L'endettement, c'est «un monstre à plusieurs têtes», nous a dit l'une des personnes interrogées pour la présente série sur l'endettement. Cela résume parfaitement la pensée de tous ceux qui se trouvent dans la même situation qu'elle et qui vivent la même impuissance. Certes, il arrive souvent que les consommateurs fassent preuve d'insouciance, mais que penser des banques, si volontiers prêteuses?

Il y a celle qui se dit golfeuse, sorteuse et voyageuse. Il y a cette autre qui se désole d'être tellement endettée qu'elle n'a même pas assez d'argent pour un petit massage. Il y a aussi cette femme heureuse en amour mais aux prises, comme son homme, avec le «démon du crédit».
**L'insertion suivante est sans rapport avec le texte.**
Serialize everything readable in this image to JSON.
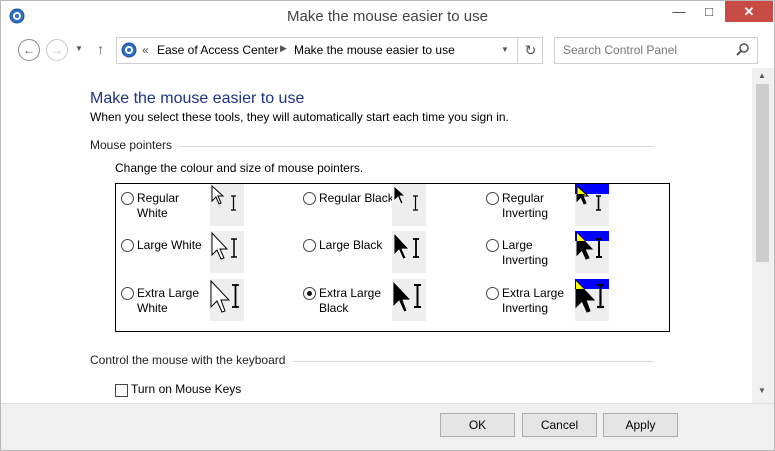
{
  "window": {
    "title": "Make the mouse easier to use",
    "minimize_glyph": "—",
    "maximize_glyph": "□",
    "close_glyph": "✕"
  },
  "nav": {
    "back_glyph": "←",
    "forward_glyph": "→",
    "recent_glyph": "▼",
    "up_glyph": "↑",
    "address_sep": "«",
    "breadcrumb": [
      "Ease of Access Center",
      "Make the mouse easier to use"
    ],
    "crumb_arrow_glyph": "▶",
    "dropdown_glyph": "▼",
    "refresh_glyph": "↻",
    "search_placeholder": "Search Control Panel"
  },
  "content": {
    "title": "Make the mouse easier to use",
    "subtitle": "When you select these tools, they will automatically start each time you sign in.",
    "mouse_pointers": {
      "heading": "Mouse pointers",
      "description": "Change the colour and size of mouse pointers.",
      "options": [
        {
          "line1": "Regular",
          "line2": "White",
          "selected": false
        },
        {
          "line1": "Regular Black",
          "line2": "",
          "selected": false
        },
        {
          "line1": "Regular",
          "line2": "Inverting",
          "selected": false
        },
        {
          "line1": "Large White",
          "line2": "",
          "selected": false
        },
        {
          "line1": "Large Black",
          "line2": "",
          "selected": false
        },
        {
          "line1": "Large",
          "line2": "Inverting",
          "selected": false
        },
        {
          "line1": "Extra Large",
          "line2": "White",
          "selected": false
        },
        {
          "line1": "Extra Large",
          "line2": "Black",
          "selected": true
        },
        {
          "line1": "Extra Large",
          "line2": "Inverting",
          "selected": false
        }
      ]
    },
    "keyboard": {
      "heading": "Control the mouse with the keyboard",
      "mouse_keys_label": "Turn on Mouse Keys",
      "mouse_keys_checked": false
    }
  },
  "scrollbar": {
    "up_glyph": "▲",
    "down_glyph": "▼"
  },
  "buttons": {
    "ok": "OK",
    "cancel": "Cancel",
    "apply": "Apply"
  },
  "colors": {
    "title_blue": "#1e3287",
    "close_red": "#c74b43",
    "inverting_blue": "#0000ff",
    "inverting_yellow": "#ffff00"
  }
}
Bien sûr, parmi nos interviewés et parmi les gens qui, en quête de conseils, défilent dans les bureaux des associations coopératives d'économie familiale (ACEF), il y a la mère de famille monoparentale qui n'a pas eu de chance ou celui qui gagne un maigre salaire. Mais il se trouve souvent aussi des gens dont les revenus devraient normalement leur permettre de boucler leurs fins de mois sans peine. Avec quelques gâteries en prime.
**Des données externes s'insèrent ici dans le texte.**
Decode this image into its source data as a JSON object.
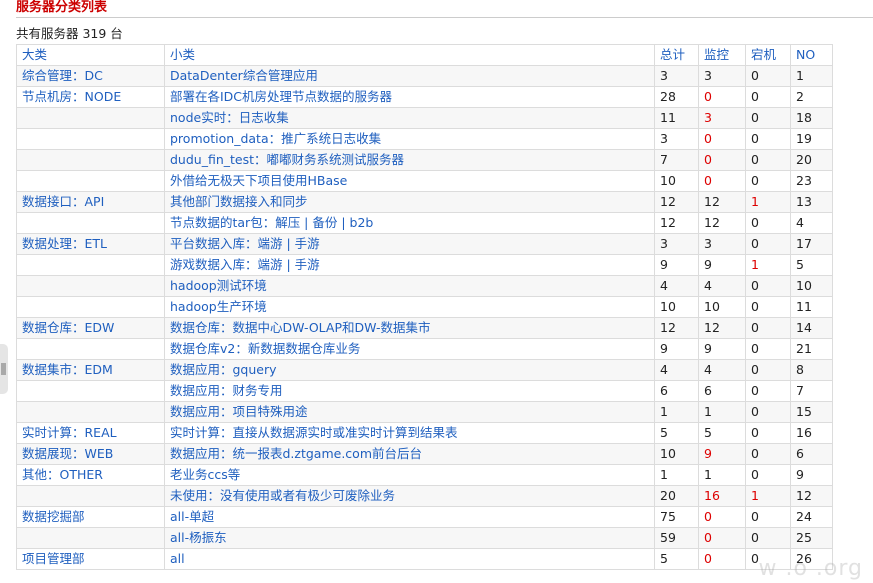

«Avant, on voyait presque uniquement des assistés sociaux. De nos jours, on conseille autant des gens qui ont de bons revenus mais qui ont perdu pied», dit Clémence Gagnon, conseillère budgétaire à l'Association coopérative d'économie familiale de Québec.

Le problème, poursuit-elle, «c'est que les gens sont nombreux, aujourd'hui, à considérer leur marge de crédit comme un actif à part entière».
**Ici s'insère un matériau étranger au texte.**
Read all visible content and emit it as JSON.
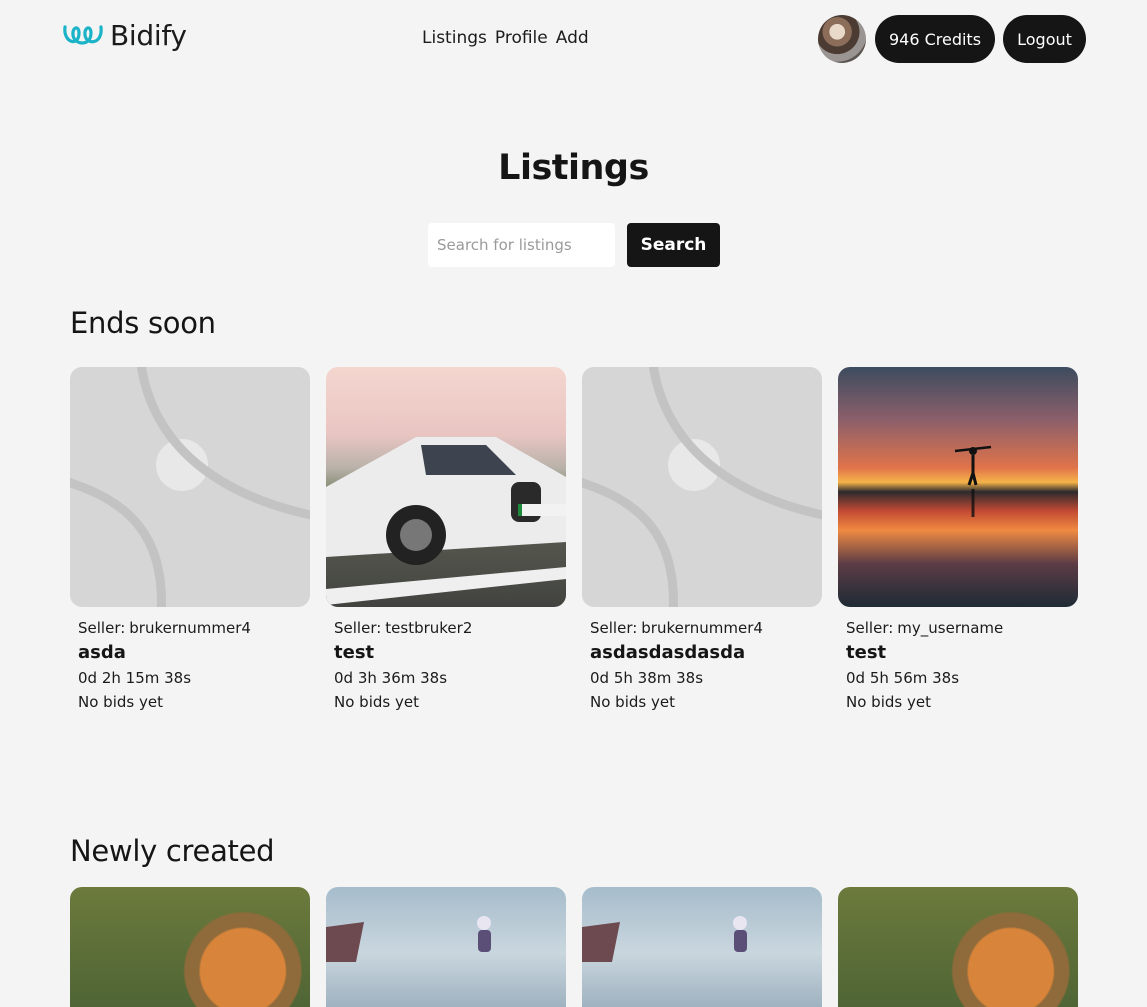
{
  "brand": {
    "name": "Bidify"
  },
  "nav": {
    "listings": "Listings",
    "profile": "Profile",
    "add": "Add"
  },
  "header": {
    "credits": "946 Credits",
    "logout": "Logout"
  },
  "page": {
    "title": "Listings"
  },
  "search": {
    "placeholder": "Search for listings",
    "button": "Search"
  },
  "sections": {
    "ends_soon": "Ends soon",
    "newly_created": "Newly created"
  },
  "ends_soon": [
    {
      "seller_label": "Seller:",
      "seller": "brukernummer4",
      "title": "asda",
      "timer": "0d 2h 15m 38s",
      "bids": "No bids yet",
      "image": "placeholder"
    },
    {
      "seller_label": "Seller:",
      "seller": "testbruker2",
      "title": "test",
      "timer": "0d 3h 36m 38s",
      "bids": "No bids yet",
      "image": "car"
    },
    {
      "seller_label": "Seller:",
      "seller": "brukernummer4",
      "title": "asdasdasdasda",
      "timer": "0d 5h 38m 38s",
      "bids": "No bids yet",
      "image": "placeholder"
    },
    {
      "seller_label": "Seller:",
      "seller": "my_username",
      "title": "test",
      "timer": "0d 5h 56m 38s",
      "bids": "No bids yet",
      "image": "sunset"
    }
  ],
  "newly_created": [
    {
      "image": "tiger"
    },
    {
      "image": "robot"
    },
    {
      "image": "robot"
    },
    {
      "image": "tiger"
    }
  ],
  "colors": {
    "accent": "#1bb3c7",
    "dark": "#151515",
    "background": "#f4f4f4"
  }
}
Comme le fait remarquer Marie Lachance, professeure en sciences de la consommation à l'Université Laval, le mode de vie des gens a beaucoup changé. Les luxes d'hier sont souvent de banales habitudes aujourd'hui. «Même pendant la récession, les restaurants étaient pleins. Et si j'essaie d'obtenir un rendez-vous en massothérapie, il faut que je m'y prenne à l'avance parce que c'est très couru. Autre exemple frappant: à l'Université Laval, où je travaille, le pourcentage d'étudiants qui viennent à l'université en automobile ne cesse d'augmenter.»

«Dans le temps, être endetté, c'était honteux, poursuit Mme Lachance. C'était un gros secret de famille. Ce n'est plus le cas.»

«On est dans la quintessence de la consommation immédiate!» lance en riant Jacques Nantel, professeur à HEC-Montréal.

Les banques ont aussi leurs torts. «Les émetteurs de cartes de crédit savent pertinemment qu'un certain pourcentage des détenteurs feront faillite», poursuit-il.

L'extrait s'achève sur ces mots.